* Qatar, Bahrain, Iraq crudes sell at discounts
* Ample supply, weak fuel oil margins weigh
By Florence Tan
SINGAPORE, Jan 22 (Reuters) - Some Middle East crude oil grades have fallen into discounts against their benchmarks for sales to Asia in March, a sign of a weakening market, as fuel oil margins have declined, curbing refiners’ appetites for the oil, multiple trade sources said on Monday.
March-loading Qatar Marine crude was valued at a discount of about 20 cents a barrel below its official selling price (OSP), the traders said. That is down from a premium of between 20 cents and 30 cents for February cargoes.
March-loading Banoco Arab Medium was valued at a discount of about 30 cents a barrel to its OSP, similar to the previous month, the traders said. January-loading cargoes traded at discounts of as low as 80 cents a barrel last month, they said.

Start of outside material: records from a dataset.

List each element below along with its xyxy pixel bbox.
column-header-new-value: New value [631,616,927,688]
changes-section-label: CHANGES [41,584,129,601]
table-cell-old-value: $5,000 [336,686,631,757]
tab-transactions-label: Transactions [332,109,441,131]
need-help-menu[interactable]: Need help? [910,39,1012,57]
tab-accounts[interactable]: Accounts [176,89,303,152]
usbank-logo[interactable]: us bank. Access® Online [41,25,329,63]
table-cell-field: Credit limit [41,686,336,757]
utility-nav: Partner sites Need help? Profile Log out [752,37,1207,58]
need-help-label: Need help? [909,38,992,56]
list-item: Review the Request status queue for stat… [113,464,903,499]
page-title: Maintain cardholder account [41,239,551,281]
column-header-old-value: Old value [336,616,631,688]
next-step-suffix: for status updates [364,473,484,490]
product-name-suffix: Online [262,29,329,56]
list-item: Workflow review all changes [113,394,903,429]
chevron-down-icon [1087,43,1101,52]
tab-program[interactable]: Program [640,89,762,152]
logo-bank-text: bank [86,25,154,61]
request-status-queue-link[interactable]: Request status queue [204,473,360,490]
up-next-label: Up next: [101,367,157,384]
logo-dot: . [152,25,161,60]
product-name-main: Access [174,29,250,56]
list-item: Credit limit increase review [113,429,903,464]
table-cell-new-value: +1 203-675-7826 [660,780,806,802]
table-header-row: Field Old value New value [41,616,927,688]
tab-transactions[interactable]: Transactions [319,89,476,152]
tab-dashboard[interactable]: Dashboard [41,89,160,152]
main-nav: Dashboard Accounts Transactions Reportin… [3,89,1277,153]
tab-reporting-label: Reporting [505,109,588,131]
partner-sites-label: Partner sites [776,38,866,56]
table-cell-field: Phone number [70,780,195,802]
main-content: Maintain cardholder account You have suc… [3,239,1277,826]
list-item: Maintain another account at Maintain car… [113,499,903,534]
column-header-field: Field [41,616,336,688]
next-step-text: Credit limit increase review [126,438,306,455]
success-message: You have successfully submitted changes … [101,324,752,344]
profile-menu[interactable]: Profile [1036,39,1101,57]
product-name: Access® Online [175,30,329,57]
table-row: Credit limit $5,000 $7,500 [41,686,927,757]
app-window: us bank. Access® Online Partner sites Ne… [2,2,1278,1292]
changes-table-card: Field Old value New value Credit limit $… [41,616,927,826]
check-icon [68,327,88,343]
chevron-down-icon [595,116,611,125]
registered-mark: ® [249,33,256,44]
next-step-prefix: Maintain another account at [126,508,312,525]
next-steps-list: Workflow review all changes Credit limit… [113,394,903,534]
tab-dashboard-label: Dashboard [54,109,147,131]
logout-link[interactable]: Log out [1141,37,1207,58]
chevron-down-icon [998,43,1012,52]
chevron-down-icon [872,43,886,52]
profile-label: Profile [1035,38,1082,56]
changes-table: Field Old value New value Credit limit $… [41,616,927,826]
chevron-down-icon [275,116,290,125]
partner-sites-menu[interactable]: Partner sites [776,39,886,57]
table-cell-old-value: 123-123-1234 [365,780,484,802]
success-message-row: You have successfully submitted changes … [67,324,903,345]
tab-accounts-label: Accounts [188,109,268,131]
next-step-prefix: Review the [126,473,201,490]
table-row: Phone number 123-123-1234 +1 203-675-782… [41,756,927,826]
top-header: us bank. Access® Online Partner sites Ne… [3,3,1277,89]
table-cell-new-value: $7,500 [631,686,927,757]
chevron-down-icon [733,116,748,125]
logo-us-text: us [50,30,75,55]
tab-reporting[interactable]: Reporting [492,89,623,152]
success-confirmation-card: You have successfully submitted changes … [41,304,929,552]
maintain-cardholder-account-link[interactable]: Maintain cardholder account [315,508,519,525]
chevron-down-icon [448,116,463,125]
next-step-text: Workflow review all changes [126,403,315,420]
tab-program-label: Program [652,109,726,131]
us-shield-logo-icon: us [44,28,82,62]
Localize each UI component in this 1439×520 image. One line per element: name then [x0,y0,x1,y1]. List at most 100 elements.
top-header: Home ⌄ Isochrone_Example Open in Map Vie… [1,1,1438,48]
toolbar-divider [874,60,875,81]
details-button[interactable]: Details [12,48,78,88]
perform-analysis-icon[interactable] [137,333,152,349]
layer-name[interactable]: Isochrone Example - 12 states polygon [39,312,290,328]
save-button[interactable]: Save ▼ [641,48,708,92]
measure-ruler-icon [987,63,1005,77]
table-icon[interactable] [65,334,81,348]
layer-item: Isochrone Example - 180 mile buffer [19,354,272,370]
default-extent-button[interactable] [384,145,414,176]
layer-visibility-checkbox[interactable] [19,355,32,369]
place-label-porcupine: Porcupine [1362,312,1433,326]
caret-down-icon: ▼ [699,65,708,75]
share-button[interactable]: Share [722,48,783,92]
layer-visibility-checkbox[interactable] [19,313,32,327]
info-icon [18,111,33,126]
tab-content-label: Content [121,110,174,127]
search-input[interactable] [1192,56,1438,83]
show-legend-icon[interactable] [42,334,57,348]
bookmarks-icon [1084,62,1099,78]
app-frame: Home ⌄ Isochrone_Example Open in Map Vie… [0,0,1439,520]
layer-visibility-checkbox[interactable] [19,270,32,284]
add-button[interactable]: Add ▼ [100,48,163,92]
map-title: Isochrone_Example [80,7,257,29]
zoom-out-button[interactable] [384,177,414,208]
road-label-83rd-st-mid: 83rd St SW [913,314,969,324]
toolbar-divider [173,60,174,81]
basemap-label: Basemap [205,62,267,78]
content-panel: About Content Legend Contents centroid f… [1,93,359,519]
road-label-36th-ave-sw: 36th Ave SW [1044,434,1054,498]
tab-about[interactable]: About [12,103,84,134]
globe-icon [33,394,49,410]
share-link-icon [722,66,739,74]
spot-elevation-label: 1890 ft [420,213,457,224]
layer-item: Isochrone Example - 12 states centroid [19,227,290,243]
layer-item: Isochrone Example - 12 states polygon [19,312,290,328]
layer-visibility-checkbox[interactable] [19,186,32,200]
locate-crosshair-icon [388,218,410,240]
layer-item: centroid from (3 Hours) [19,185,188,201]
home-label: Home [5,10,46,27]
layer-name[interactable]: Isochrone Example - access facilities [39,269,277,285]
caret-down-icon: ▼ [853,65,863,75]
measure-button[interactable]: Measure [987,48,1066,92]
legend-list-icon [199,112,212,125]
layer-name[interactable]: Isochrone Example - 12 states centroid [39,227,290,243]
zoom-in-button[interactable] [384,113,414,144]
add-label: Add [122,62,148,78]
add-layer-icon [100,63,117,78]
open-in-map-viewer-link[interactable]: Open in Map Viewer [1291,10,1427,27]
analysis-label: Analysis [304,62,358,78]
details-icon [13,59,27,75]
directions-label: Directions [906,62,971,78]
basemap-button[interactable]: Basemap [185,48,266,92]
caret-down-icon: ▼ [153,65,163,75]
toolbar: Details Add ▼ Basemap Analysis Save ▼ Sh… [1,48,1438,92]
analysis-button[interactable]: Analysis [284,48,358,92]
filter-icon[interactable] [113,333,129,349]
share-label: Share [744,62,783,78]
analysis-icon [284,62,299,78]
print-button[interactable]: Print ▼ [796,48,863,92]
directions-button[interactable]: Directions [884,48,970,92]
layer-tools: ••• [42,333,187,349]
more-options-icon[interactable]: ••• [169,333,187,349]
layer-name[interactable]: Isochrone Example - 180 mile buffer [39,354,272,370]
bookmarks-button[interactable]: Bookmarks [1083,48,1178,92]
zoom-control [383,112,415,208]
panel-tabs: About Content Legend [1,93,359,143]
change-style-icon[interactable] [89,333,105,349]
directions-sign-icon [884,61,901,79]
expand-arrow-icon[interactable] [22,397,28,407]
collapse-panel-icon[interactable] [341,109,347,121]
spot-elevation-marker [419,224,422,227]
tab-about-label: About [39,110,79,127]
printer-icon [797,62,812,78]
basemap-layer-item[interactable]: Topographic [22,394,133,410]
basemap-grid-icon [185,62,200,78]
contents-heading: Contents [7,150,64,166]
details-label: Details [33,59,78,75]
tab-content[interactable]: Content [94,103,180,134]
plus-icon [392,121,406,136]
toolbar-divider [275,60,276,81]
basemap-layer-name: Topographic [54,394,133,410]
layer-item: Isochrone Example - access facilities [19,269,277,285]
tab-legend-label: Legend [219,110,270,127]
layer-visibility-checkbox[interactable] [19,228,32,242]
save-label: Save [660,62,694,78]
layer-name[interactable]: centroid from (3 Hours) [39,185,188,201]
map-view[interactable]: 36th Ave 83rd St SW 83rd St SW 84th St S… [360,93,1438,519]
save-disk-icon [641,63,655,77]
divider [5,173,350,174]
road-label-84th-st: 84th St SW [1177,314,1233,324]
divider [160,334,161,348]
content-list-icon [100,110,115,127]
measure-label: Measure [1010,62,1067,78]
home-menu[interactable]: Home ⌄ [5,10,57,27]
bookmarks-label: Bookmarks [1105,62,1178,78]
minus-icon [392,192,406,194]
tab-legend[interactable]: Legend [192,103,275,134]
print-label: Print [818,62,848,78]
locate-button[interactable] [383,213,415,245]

Iraq’s Basra Light for February loading was valued at a discount to its OSP, the fifth month in a row it was at a discount, the traders said.
These grades, known as medium-sours, typically yield more than half of their oil product output after initial refining as residue fuel oil. The discount for fuel oil versus benchmark Dubai crude has widened by 50 percent since the start of the year.
Last week, a typical Singapore refinery lost $6 for every barrel of fuel oil they produced from Dubai crude.
The wide losses for fuel oil has depressed the spot prices for these medium-sour grades, the sources said.
Other medium-sour crudes have seen their premiums to their OSPs narrow with March-loading Upper Zakum crude trading at its smallest premium in six months, the traders said.
Prices for medium-sour crudes were at premiums last year as the production cuts by the Organization of the Petroleum Exporting Countries had focused on tightening supplies of these grades in favour of higher-priced light crudes.
Light crudes, which tend to yield higher value oil products such as middle distillates, like diesel and jet fuel, and gasoline when refined, are seeing an uptick of interest from Asian refiners with spot premiums for Russian grades rising to their highest in more than a year.
“Light grades are showing better economics because of the stronger middle distillates crack,” said a source with a North Asian refiner.
Supplies of medium-sour crude to Asia have also climbed at the start of 2018. Saudi Arabia resumed normal crude supplies to Asia from January after some cuts late in the second-half of 2017.
Iraq also raised Basra crude to all-time highs in December.
Similarly, Bahrain resumed offers of Banoco Arab Medium spot cargoes in January after a two month halt, while Qatar has also bumped up al-Shaheen crude exports, traders said.